3.3 Appearance Rendering

The hair appearance rendering subnetwork decodes the shared cross-domain hair features into the real domain images. The decoders \(G_r\) and \(G_f\) have different network structures and do not share weights since the neural hair rendering is a unidirectional translation that aims to map the rendered 3D model in the fake domain to real images in the real domain. Therefore, \(G_f\) is required to make sure the latent features \(\textit{\textbf{e}}\) encode all necessary information from the input 3D model, instead of learning to render various appearance. On the other hand, \(G_r\) is designed in a way to accept arbitrary inputs for realistic image generation.
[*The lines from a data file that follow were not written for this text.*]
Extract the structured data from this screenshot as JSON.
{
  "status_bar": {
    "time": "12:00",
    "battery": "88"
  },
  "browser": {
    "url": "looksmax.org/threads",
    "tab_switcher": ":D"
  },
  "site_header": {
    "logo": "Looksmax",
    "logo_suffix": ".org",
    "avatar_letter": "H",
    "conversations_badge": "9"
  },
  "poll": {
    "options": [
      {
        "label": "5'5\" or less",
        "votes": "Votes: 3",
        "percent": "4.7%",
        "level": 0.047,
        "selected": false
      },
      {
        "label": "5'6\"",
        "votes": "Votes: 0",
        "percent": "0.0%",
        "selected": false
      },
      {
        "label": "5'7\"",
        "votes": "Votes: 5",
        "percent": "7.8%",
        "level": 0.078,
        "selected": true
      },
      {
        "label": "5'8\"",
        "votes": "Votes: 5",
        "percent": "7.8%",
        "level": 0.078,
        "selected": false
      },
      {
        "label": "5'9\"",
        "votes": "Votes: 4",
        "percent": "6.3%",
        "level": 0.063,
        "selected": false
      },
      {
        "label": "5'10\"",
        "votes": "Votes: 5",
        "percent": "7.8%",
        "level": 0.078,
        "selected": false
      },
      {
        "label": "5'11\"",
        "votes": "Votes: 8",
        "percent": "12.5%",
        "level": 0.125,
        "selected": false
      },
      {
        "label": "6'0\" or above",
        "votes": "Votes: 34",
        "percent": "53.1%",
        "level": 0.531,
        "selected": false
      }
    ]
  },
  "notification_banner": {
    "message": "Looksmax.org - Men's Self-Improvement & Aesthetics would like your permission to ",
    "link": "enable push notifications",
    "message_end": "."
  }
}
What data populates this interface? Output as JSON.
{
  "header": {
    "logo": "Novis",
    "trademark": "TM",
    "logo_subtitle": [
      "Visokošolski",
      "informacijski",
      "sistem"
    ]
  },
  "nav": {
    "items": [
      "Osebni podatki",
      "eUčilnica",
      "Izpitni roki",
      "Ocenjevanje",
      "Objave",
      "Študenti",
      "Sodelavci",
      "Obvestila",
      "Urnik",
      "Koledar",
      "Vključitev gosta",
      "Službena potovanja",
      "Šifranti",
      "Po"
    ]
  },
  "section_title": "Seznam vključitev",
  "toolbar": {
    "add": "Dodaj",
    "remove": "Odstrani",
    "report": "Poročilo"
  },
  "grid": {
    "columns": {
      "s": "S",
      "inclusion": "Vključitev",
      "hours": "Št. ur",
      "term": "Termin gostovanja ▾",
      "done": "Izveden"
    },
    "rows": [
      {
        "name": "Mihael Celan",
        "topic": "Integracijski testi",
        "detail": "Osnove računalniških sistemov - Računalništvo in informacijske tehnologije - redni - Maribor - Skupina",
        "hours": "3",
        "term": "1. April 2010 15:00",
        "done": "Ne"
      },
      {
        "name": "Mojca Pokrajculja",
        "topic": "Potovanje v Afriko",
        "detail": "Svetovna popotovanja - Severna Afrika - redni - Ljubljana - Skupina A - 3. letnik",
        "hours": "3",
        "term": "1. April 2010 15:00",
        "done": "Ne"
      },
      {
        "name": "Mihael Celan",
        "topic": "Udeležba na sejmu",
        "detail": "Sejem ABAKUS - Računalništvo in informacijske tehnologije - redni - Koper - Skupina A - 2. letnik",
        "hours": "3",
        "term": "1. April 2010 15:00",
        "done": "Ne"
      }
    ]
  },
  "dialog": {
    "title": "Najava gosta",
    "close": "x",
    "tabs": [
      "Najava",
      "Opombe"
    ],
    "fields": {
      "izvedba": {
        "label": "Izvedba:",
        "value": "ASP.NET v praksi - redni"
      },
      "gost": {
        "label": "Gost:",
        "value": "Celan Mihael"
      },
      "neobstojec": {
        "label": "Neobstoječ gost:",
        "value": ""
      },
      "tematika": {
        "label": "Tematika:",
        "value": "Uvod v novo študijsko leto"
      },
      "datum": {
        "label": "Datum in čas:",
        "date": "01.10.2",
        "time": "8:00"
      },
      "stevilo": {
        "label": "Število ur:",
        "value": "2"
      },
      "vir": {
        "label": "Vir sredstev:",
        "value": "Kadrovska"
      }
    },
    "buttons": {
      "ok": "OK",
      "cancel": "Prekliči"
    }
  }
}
Specifically, the unconditional decoder \(G_f\) starts with two ResBlks, and then five consecutive upsampling transposed convolutional layers followed by one final convolutional layer. \(G_r\) adopts a similar structure as \(G_f\), with each transposed convolutional layer replaced with a SPADE [48] ResBlk to use appearance feature maps \(\textit{\textbf{a}}_{\textit{\textbf{r}},\textit{\textbf{s}}_r}\) at different scales to condition the generation. Assuming the binary hair mask of the reference and the target images are \(\textit{\textbf{m}}_{\textit{\textbf{r}}}\) and \(\textit{\textbf{m}}_{\textit{\textbf{s}}}\), the appearance encoder \(E_m\) extracts the appearance feature vector on \(\textit{\textbf{r}}\times \textit{\textbf{m}}_{\textit{\textbf{r}}}\) with five downsampling convolutional layers and an average pooling. This feature vector \(E_m(\textit{\textbf{r}})\) is then used to construct the feature map \(\textit{\textbf{a}}_{\textit{\textbf{r}},\textit{\textbf{s}}_r}\) by duplicating it spatially in the target hair mask \(\textit{\textbf{m}}_{\textit{\textbf{s}}}\) as follows:

$$\begin{aligned} \textit{\textbf{a}}_{\textit{\textbf{r}},\textit{\textbf{s}}_r}(p)={\left\{ \begin{array}{ll} E_m(\textit{\textbf{r}}), &{} \hbox {if }\textit{\textbf{m}}_{\textit{\textbf{s}}_r}(p)=1, \\ 0, &{} \hbox {if }\textit{\textbf{m}}_{\textit{\textbf{s}}_r}(p)=0. \end{array}\right. } \end{aligned}$$
(3)

To make sure the reconstructed real image \(G_r(E_r(\textit{\textbf{s}}_r),\textit{\textbf{a}}_{\textit{\textbf{r}},\textit{\textbf{s}}_r})\) and the reconstructed fake image \(G_f(E_f(\textit{\textbf{s}}_f))\) belong to their respective distributions, we apply two domain specific discriminator \(D_r\) and \(D_f\) for the real and fake domain respectively. The adversarial losses write as:

$$\begin{aligned} \mathcal {L}_{D_r}=\mathbb {E}_{\textit{\textbf{x}}_r}[\log (D_r(\textit{\textbf{x}}_r))]+\mathbb {E}_{\textit{\textbf{s}}_r,\textit{\textbf{r}}}[\log (1-D_r(G_r(E_r(\textit{\textbf{s}}_r),\textit{\textbf{a}}_{\textit{\textbf{r}},\textit{\textbf{s}}_r})))], \end{aligned}$$
(4)
$$\begin{aligned} \mathcal {L}_{D_f}=\mathbb {E}_{\textit{\textbf{x}}_f}[\log (D_f(\textit{\textbf{x}}_f))]+\mathbb {E}_{\textit{\textbf{s}}_f}[\log (1-D_f(G_f(E_f(\textit{\textbf{s}}_f))))]. \end{aligned}$$
(5)

We also adopt perceptual losses to measure high-level feature distance utilizing the paired data:

(6)

where \(\varvec{\varPsi }_l(\textit{\textbf{i}})\) computes the activation feature map of input image \(\textit{\textbf{i}}\) at the lth selected layer of VGG-19 [56] pre-trained on ImageNet [51].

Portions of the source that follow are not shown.